No, that's not correct at all. The Tube Alloys project[0] was the key, codified in the Quebec Agreement[1], giving the USA access to UK nuclear weapons research.

[0] https://en.wikipedia.org/wiki/Tube_Alloys [1] https://en.wikipedia.org/wiki/Quebec_Agreement

It is an item of some irritation to me that many people think the USA was the nation which started nuclear weapons development first. "In July 1940, Britain had offered to give the United States access to its research, and the Tizard Mission's John Cockcroft briefed American scientists on British developments. He discovered that the American project was smaller than the British, and not as advanced."

1 comments

I'm referring to the Tizard mission exactly, in which Cockcroft brought a magnetron to the US for show and tell. Nuclear weapons were less of an emphasis than radar (and jet engines, also a UK-led development) at that point in time.
Wasn't the hardened valves for use in fuses also an important part of the Tizard mission?
Yes! I will draw a slightly roundabout connection here to my pet topics, the British shared a number of fuze concepts as part of the Tizard mission and designs based in large part on the British concepts were developed and tested at the New Mexico Proving Grounds, part of what would later become Kirtland Air Force Base. Much of this work was directed by physicist E. J. Workman, president of the New Mexico School of Mines.
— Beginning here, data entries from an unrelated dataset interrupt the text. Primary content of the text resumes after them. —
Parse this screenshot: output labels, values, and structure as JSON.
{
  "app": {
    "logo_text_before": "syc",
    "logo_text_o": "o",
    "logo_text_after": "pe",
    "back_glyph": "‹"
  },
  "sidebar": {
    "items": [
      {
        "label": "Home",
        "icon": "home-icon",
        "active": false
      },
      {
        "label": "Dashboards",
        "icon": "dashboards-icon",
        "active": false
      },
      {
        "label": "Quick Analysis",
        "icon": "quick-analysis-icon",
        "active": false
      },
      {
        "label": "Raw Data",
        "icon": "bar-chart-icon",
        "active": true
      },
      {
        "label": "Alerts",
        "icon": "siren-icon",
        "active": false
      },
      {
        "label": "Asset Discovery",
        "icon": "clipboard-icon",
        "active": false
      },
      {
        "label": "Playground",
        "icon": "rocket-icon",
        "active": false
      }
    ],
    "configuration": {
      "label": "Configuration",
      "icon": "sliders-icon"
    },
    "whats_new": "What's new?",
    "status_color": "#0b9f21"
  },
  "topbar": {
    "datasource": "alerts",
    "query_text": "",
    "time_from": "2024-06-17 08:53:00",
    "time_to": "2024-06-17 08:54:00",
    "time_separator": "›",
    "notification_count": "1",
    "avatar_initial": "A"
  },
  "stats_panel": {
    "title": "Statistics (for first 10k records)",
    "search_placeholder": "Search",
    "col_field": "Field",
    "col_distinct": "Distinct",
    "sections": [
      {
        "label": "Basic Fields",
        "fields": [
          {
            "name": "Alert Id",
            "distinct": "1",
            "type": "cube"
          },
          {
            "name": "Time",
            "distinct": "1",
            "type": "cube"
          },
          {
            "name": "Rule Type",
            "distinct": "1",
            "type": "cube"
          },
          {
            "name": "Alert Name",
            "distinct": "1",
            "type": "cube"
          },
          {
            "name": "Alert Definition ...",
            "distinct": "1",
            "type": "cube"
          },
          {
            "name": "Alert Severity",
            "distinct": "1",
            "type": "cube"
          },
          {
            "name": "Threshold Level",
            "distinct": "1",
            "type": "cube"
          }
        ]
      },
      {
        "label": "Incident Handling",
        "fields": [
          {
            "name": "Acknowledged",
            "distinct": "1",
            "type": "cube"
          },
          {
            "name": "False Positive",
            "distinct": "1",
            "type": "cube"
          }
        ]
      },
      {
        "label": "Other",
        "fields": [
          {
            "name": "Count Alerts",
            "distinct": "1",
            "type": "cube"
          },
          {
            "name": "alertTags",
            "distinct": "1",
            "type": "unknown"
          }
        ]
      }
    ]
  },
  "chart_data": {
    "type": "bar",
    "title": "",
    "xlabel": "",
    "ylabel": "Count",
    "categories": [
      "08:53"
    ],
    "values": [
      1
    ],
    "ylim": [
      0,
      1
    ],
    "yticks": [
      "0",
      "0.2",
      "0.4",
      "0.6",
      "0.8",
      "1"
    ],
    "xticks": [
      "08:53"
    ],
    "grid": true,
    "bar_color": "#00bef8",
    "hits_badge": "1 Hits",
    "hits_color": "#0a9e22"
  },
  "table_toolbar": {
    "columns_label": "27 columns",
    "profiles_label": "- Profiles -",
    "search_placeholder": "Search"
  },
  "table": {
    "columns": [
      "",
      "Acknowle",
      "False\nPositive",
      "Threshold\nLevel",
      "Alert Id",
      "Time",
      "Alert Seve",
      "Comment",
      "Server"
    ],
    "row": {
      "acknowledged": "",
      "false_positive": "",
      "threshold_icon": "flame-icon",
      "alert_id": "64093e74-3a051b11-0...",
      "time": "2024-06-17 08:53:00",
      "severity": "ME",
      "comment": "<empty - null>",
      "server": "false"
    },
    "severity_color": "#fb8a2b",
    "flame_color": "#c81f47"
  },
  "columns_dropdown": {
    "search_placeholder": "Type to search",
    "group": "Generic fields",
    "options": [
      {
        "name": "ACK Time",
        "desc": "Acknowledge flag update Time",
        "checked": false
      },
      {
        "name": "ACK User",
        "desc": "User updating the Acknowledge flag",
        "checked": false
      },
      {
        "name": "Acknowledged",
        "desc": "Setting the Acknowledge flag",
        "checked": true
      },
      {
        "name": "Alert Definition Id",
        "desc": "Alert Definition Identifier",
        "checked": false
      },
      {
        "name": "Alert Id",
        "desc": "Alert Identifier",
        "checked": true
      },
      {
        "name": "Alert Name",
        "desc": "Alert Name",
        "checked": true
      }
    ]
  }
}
I could probably rewrite the above sentence to improve it, but I focused on the magnetron because it was seen to be of special significance at the time (directly addressed issues that US efforts at e.g. MIT Radiation Laboratory were struggling with) and that there's an interesting story surrounding the couriering of the "most secret" magnetron to the US (it was briefly lost). These were the early days of "classified" as a concept and consistent techniques around safeguarding classified matter hadn't been developed, so the magnetron plays an interesting role there as well (along with documents on a number of topics, but I believe the magnetron was the only "physical artifact" brought by the Tizard mission).